Mi padre ponía sus nuevas adquisiciones en los estantes, una mañana descubrí un libro de editorial Novaro, la portada mostraba a un grabado con una pareja en una barca y el título era ¡Sálvese quien pueda! Era una antología de textos de Jorge Ibargüengoitia. A partir de ese momento el guanajuatense se convirtió uno de mis escritores favoritos, los diferentes libros y antologías de su obra me han acompañado a lo largo de mi vida, y siempre lo estoy releyendo.

También en ese pequeño despacho descubrí a Rius y Quezada. La caricatura del Equipo de Comales aplicándole un triple play a los Yanquis de Nueva York siempre ha sido una de mis preferidas, junto con las historias de Eduviges una ancianita que le gustaba ir a llorar al cine y que redujo tanto su tamaño por la pérdida de liquido que se encogió y fue enterrada en una caja de cerillos, así como la historia del perro callejero Solovino que fue atropellado en el periférico.

En aquel despacho casi siempre oscuro además de los libros de mi padre, se encontraban discos LP y algunos de 45rpm que sobrevivían a los cambios tecnológicos, el único cuadro que recuerdo al interior del pequeño cuarto es una imagen del Foro Romano que aun está en la casa de mi madre. Algunos soldados napoleónicos adornaban las repisas, así como una réplica de un avión de la II Guerra Mundial y un portaviones de Lodella que mi padre armó en mis más vagos recuerdos y en una época en la que no tenía que lidiar con las demandas de atención de sus 7 vástagos.

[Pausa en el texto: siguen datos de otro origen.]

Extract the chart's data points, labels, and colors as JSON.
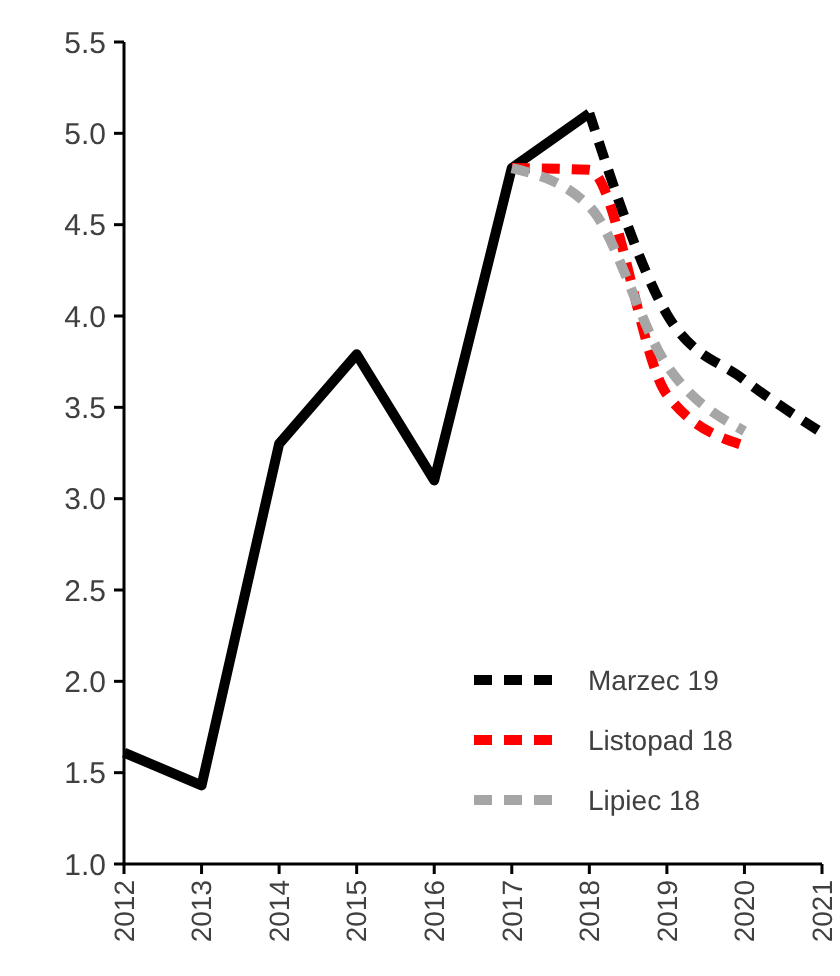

Durante más de diez años el despacho de mi padre fue un extraño templo, frecuentado casi a diario por mí, en el que encontré libros y lecturas fundamentales entonces y voces diferentes de todo tipo, de muchos lugares y épocas, de Homero a Gustavo Sainz, Oscar Wilde, Mariano Azuela, Mauricio Magdaleno y aunque el descubrimiento del placer de la lectura se lo debo a mi abuelo paterno, fue ese pequeño despacho el que afianzo mi vicio y curiosidad por la lectura.